L’absence de couronnement depuis 1908 pourrait laisser croire à une monarchie dépouillée de tout rite. Le week-end prouve le contraire. Il y a office. Il y a files. Il y a fleurs. Il y aura serment. Il pourra y avoir bénédiction. Le rite a changé de forme. Il n’a pas disparu. Une monarchie moderne et modeste n’est pas une monarchie sans cérémonie. C’est une monarchie qui déplace la cérémonie vers l’église locale, vers la place, vers le texte constitutionnel.

Haakon VIII entre dans ce dispositif à cinquante-trois ans, aux côtés d’une reine de cinquante-trois ans dont la santé reste un sujet d’inquiétude. Le couple a l’âge d’une génération déjà éprouvée. Il n’a pas l’insouciance d’un commencement. Le commencement, ici, est chargé. Pourtant le pays, devant Asker et devant Oslo, a choisi le geste le plus simple : venir, attendre, regarder, se taire, parfois parler d’un roi bien-aimé.

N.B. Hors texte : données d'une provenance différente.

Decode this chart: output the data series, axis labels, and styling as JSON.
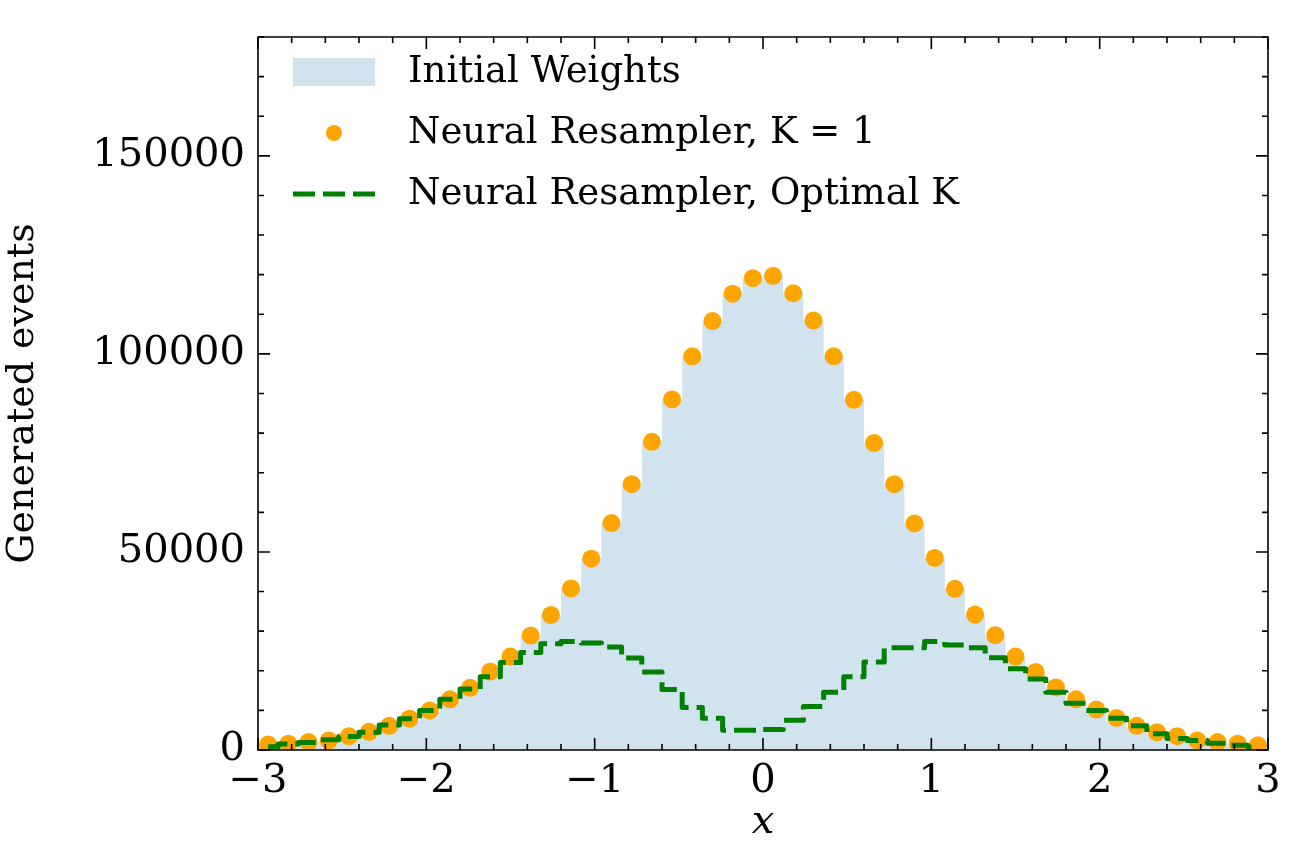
{
  "chart_data": {
    "type": "histogram",
    "xlabel": "x",
    "ylabel": "Generated events",
    "bins": [
      -3,
      -2.88,
      -2.76,
      -2.64,
      -2.52,
      -2.4,
      -2.28,
      -2.16,
      -2.04,
      -1.92,
      -1.8,
      -1.68,
      -1.56,
      -1.44,
      -1.32,
      -1.2,
      -1.08,
      -0.96,
      -0.84,
      -0.72,
      -0.6,
      -0.48,
      -0.36,
      -0.24,
      -0.12,
      0,
      0.12,
      0.24,
      0.36,
      0.48,
      0.6,
      0.72,
      0.84,
      0.96,
      1.08,
      1.2,
      1.32,
      1.44,
      1.56,
      1.68,
      1.8,
      1.92,
      2.04,
      2.16,
      2.28,
      2.4,
      2.52,
      2.64,
      2.76,
      2.88,
      3
    ],
    "series": [
      {
        "name": "Initial Weights",
        "type": "histogram",
        "color": "#d1e3ef",
        "values": [
          1000,
          1300,
          1700,
          2200,
          3000,
          4100,
          5600,
          7400,
          9500,
          12300,
          15300,
          19400,
          23300,
          28700,
          34000,
          40700,
          48300,
          57300,
          67100,
          77800,
          88500,
          99400,
          108300,
          115200,
          119100,
          119700,
          115300,
          108400,
          99400,
          88400,
          77500,
          67100,
          57200,
          48500,
          40700,
          34000,
          28700,
          23300,
          19400,
          15300,
          12300,
          9500,
          7400,
          5600,
          4100,
          3000,
          2200,
          1700,
          1300,
          1000
        ]
      },
      {
        "name": "Neural Resampler, K = 1",
        "type": "scatter",
        "marker": "circle",
        "color": "#ffa500",
        "x": [
          -2.94,
          -2.82,
          -2.7,
          -2.58,
          -2.46,
          -2.34,
          -2.22,
          -2.1,
          -1.98,
          -1.86,
          -1.74,
          -1.62,
          -1.5,
          -1.38,
          -1.26,
          -1.14,
          -1.02,
          -0.9,
          -0.78,
          -0.66,
          -0.54,
          -0.42,
          -0.3,
          -0.18,
          -0.06,
          0.06,
          0.18,
          0.3,
          0.42,
          0.54,
          0.66,
          0.78,
          0.9,
          1.02,
          1.14,
          1.26,
          1.38,
          1.5,
          1.62,
          1.74,
          1.86,
          1.98,
          2.1,
          2.22,
          2.34,
          2.46,
          2.58,
          2.7,
          2.82,
          2.94
        ],
        "values": [
          1400,
          1600,
          2000,
          2400,
          3500,
          4600,
          6100,
          7900,
          10000,
          12800,
          15700,
          19800,
          23600,
          28900,
          34100,
          40800,
          48300,
          57300,
          67100,
          77800,
          88500,
          99400,
          108300,
          115200,
          119100,
          119700,
          115300,
          108400,
          99400,
          88400,
          77500,
          67100,
          57200,
          48500,
          40700,
          34200,
          29000,
          23600,
          19700,
          15800,
          12800,
          10200,
          8100,
          6100,
          4500,
          3500,
          2400,
          2000,
          1600,
          1200
        ]
      },
      {
        "name": "Neural Resampler, Optimal K",
        "type": "step",
        "line_style": "dashed",
        "color": "#008000",
        "x": [
          -2.94,
          -2.82,
          -2.7,
          -2.58,
          -2.46,
          -2.34,
          -2.22,
          -2.1,
          -1.98,
          -1.86,
          -1.74,
          -1.62,
          -1.5,
          -1.38,
          -1.26,
          -1.14,
          -1.02,
          -0.9,
          -0.78,
          -0.66,
          -0.54,
          -0.42,
          -0.3,
          -0.18,
          -0.06,
          0.06,
          0.18,
          0.3,
          0.42,
          0.54,
          0.66,
          0.78,
          0.9,
          1.02,
          1.14,
          1.26,
          1.38,
          1.5,
          1.62,
          1.74,
          1.86,
          1.98,
          2.1,
          2.22,
          2.34,
          2.46,
          2.58,
          2.7,
          2.82,
          2.94
        ],
        "values": [
          800,
          1500,
          1900,
          2600,
          3400,
          4500,
          6300,
          7900,
          10000,
          12800,
          15400,
          18500,
          22100,
          24600,
          26800,
          27400,
          27000,
          26000,
          23200,
          19700,
          15300,
          10700,
          8000,
          5000,
          5000,
          5200,
          7500,
          11000,
          14600,
          18500,
          22200,
          25800,
          25800,
          27400,
          26500,
          25800,
          23300,
          20500,
          17900,
          14600,
          11800,
          10000,
          8000,
          6100,
          4100,
          2900,
          2400,
          1700,
          1200,
          700
        ]
      }
    ],
    "xlim": [
      -3,
      3
    ],
    "xticks": [
      {
        "value": -3,
        "label": "−3"
      },
      {
        "value": -2,
        "label": "−2"
      },
      {
        "value": -1,
        "label": "−1"
      },
      0,
      1,
      2,
      3
    ],
    "ylim": [
      0,
      180000
    ],
    "yticks": [
      0,
      50000,
      100000,
      150000
    ],
    "legend": "top left",
    "grid": false
  }
}
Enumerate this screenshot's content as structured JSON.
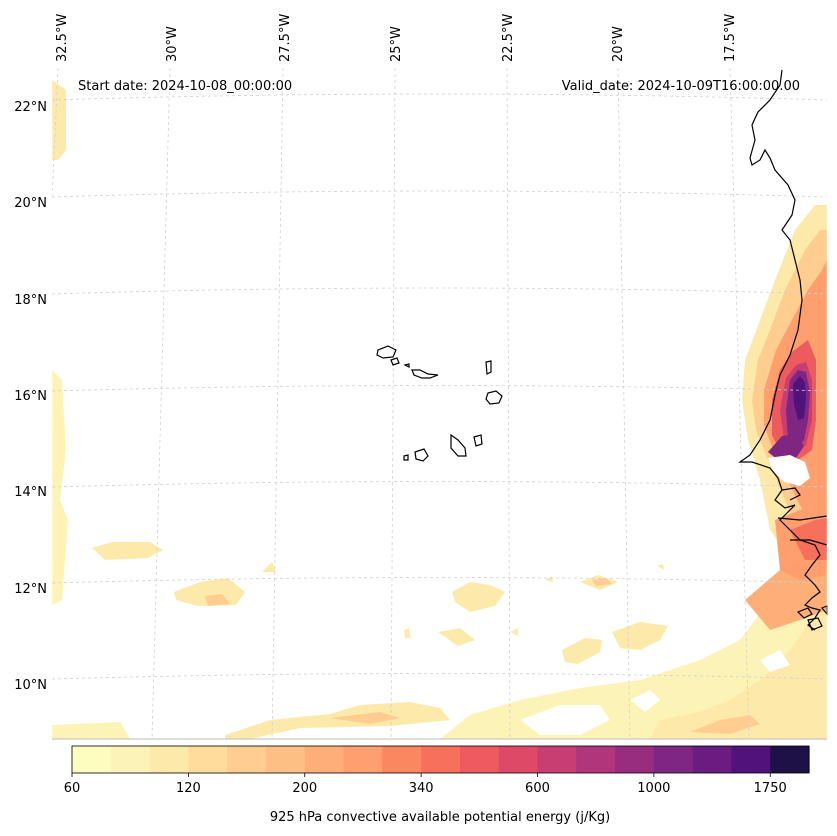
{
  "map": {
    "start_date": "Start date: 2024-10-08_00:00:00",
    "valid_date": "Valid_date: 2024-10-09T16:00:00.00",
    "lon_labels": [
      "32.5°W",
      "30°W",
      "27.5°W",
      "25°W",
      "22.5°W",
      "20°W",
      "17.5°W"
    ],
    "lat_labels": [
      "22°N",
      "20°N",
      "18°N",
      "16°N",
      "14°N",
      "12°N",
      "10°N"
    ],
    "coastline_color": "#000000",
    "gridline_color": "#d0d0d0"
  },
  "colorbar": {
    "label": "925 hPa convective available potential energy (j/Kg)",
    "tick_labels": [
      "60",
      "120",
      "200",
      "340",
      "600",
      "1000",
      "1750"
    ],
    "colors": [
      "#fcfdbf",
      "#fcf4b6",
      "#fde9a9",
      "#fedc9c",
      "#fecd8f",
      "#febf84",
      "#feae77",
      "#fe9f6d",
      "#fb8761",
      "#f7705c",
      "#ee5b5e",
      "#de4968",
      "#c83e73",
      "#b1357b",
      "#982d80",
      "#7f2582",
      "#6a1c81",
      "#51127c",
      "#1d1147"
    ],
    "colormap": "magma_r"
  },
  "chart_data": {
    "type": "heatmap",
    "variable": "925 hPa convective available potential energy",
    "units": "j/Kg",
    "levels": [
      60,
      120,
      200,
      340,
      600,
      1000,
      1750
    ],
    "lon_range": [
      -33,
      -15.5
    ],
    "lat_range": [
      8.8,
      22.8
    ],
    "start_date": "2024-10-08_00:00:00",
    "valid_date": "2024-10-09T16:00:00.00"
  }
}
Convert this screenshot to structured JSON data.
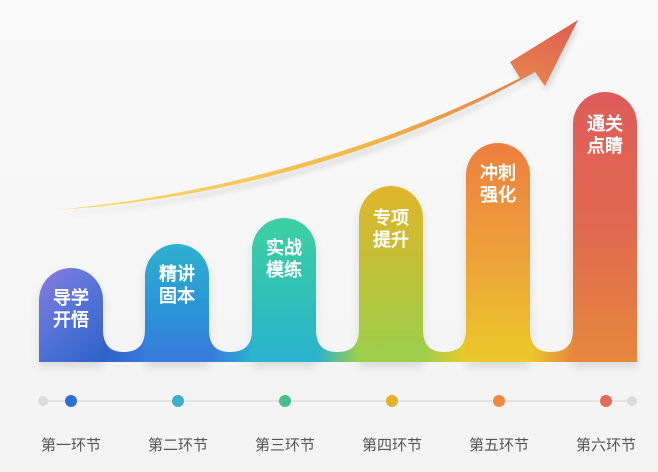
{
  "stages": [
    {
      "title_line1": "导学",
      "title_line2": "开悟",
      "stage_label": "第一环节",
      "color": "#2f6fd6"
    },
    {
      "title_line1": "精讲",
      "title_line2": "固本",
      "stage_label": "第二环节",
      "color": "#3ab0c9"
    },
    {
      "title_line1": "实战",
      "title_line2": "模练",
      "stage_label": "第三环节",
      "color": "#49bd8a"
    },
    {
      "title_line1": "专项",
      "title_line2": "提升",
      "stage_label": "第四环节",
      "color": "#e0b328"
    },
    {
      "title_line1": "冲刺",
      "title_line2": "强化",
      "stage_label": "第五环节",
      "color": "#ec8a3f"
    },
    {
      "title_line1": "通关",
      "title_line2": "点睛",
      "stage_label": "第六环节",
      "color": "#e06a5c"
    }
  ],
  "colors": {
    "arrow_start": "#f7d24a",
    "arrow_end": "#e0614f",
    "timeline": "#e4e4e4"
  }
}
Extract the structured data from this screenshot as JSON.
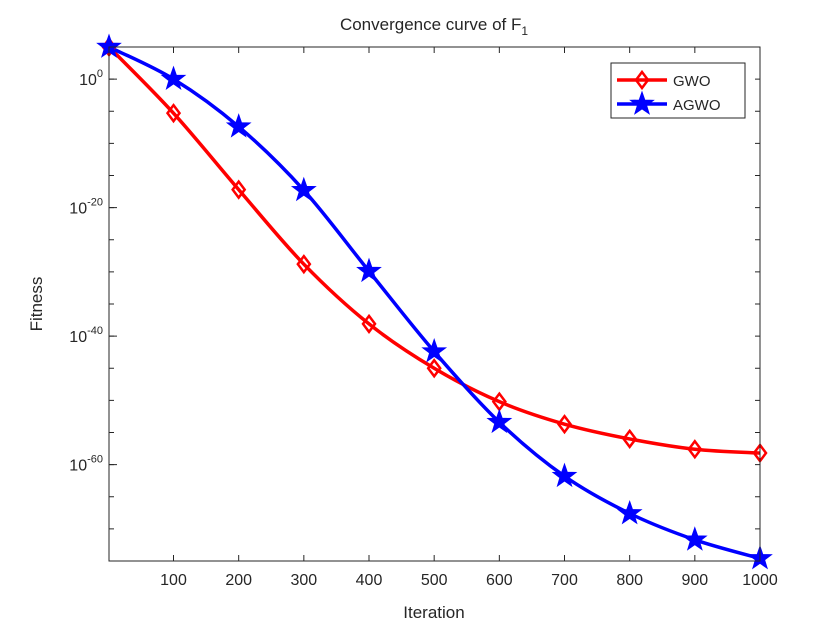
{
  "chart_data": {
    "type": "line",
    "title": "Convergence curve of F",
    "title_subscript": "1",
    "xlabel": "Iteration",
    "ylabel": "Fitness",
    "xlim": [
      1,
      1000
    ],
    "ylim_log10": [
      -75,
      5
    ],
    "yscale": "log",
    "xticks": [
      100,
      200,
      300,
      400,
      500,
      600,
      700,
      800,
      900,
      1000
    ],
    "yticks_log10": [
      0,
      -20,
      -40,
      -60
    ],
    "ytick_base": "10",
    "grid": false,
    "legend_position": "top-right",
    "x": [
      1,
      100,
      200,
      300,
      400,
      500,
      600,
      700,
      800,
      900,
      1000
    ],
    "series": [
      {
        "name": "GWO",
        "color": "#ff0000",
        "marker": "diamond",
        "log10_values": [
          5,
          -5.3,
          -17.2,
          -28.8,
          -38.1,
          -45,
          -50.2,
          -53.7,
          -56,
          -57.6,
          -58.2
        ]
      },
      {
        "name": "AGWO",
        "color": "#0000ff",
        "marker": "star",
        "log10_values": [
          5,
          0,
          -7.4,
          -17.3,
          -29.9,
          -42.4,
          -53.4,
          -61.8,
          -67.6,
          -71.7,
          -74.6
        ]
      }
    ]
  }
}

Le nouveau souverain a dit trouver force dans cette présence. La phrase peut se lire comme une politesse. Elle peut aussi se lire comme un aveu. Un règne qui débute dans le chagrin a besoin de voir que le chagrin n’est pas solitaire. Les bougies de la place du Palais ont cette fonction. Elles ne soignent ni l’anémie ni les poumons ni les affaires judiciaires. Elles disent seulement que le Palais, ce week-end, n’était pas une maison vide.

Après les fleurs, la parole juridique

Quand les fleurs commenceront à se faner, il restera le serment. Mardi n’est pas une parenthèse sentimentale. C’est le basculement juridique. Haakon VIII deviendra pleinement le titulaire d’une allégeance donnée à la Constitution. Le père avait refusé d’abandonner un serment à vie. Le fils en prononcera un autre, dans un autre temps, sous un autre chiffre. Entre les deux serments, il y a un cercueil encore sans date de funérailles et un peuple qui a déjà commencé à faire la queue.

La Norvège en deuil a rendu hommage au roi Harald. Cette phrase, au fond, suffit à nommer le dimanche. Tout le reste n’en est que le détail : l’heure de l’office, le nom de l’église, les deux témoignages de la file, le discours de la veille, l’anémie, mai, juin, Epstein, l’appel de Marius Borg Hoiby, Trondheim, 1908, 1991, trente-cinq ans. Le détail est nécessaire. Il empêche l’hommage de devenir une affiche. Il rappelle qu’un règne se termine dans un corps fatigué et qu’un autre commence dans une famille déjà éprouvée.

Au sortir d’Asker, le pays n’avait pas encore de date pour dire adieu une dernière fois. Il avait toutefois un visage pour dire la suite. Cinquante-trois ans. Haakon VIII. Un serment annoncé. Des églises ouvertes. Une place couverte de messages. Et cette idée, répétée sans relâche, qu’un roi peut rester populaire au terme d’un règne tourmenté, pourvu que beaucoup le voient encore comme un homme de devoir. Mardi, le devoir changera de main. Le deuil, lui, n’aura pas fini de faire la queue.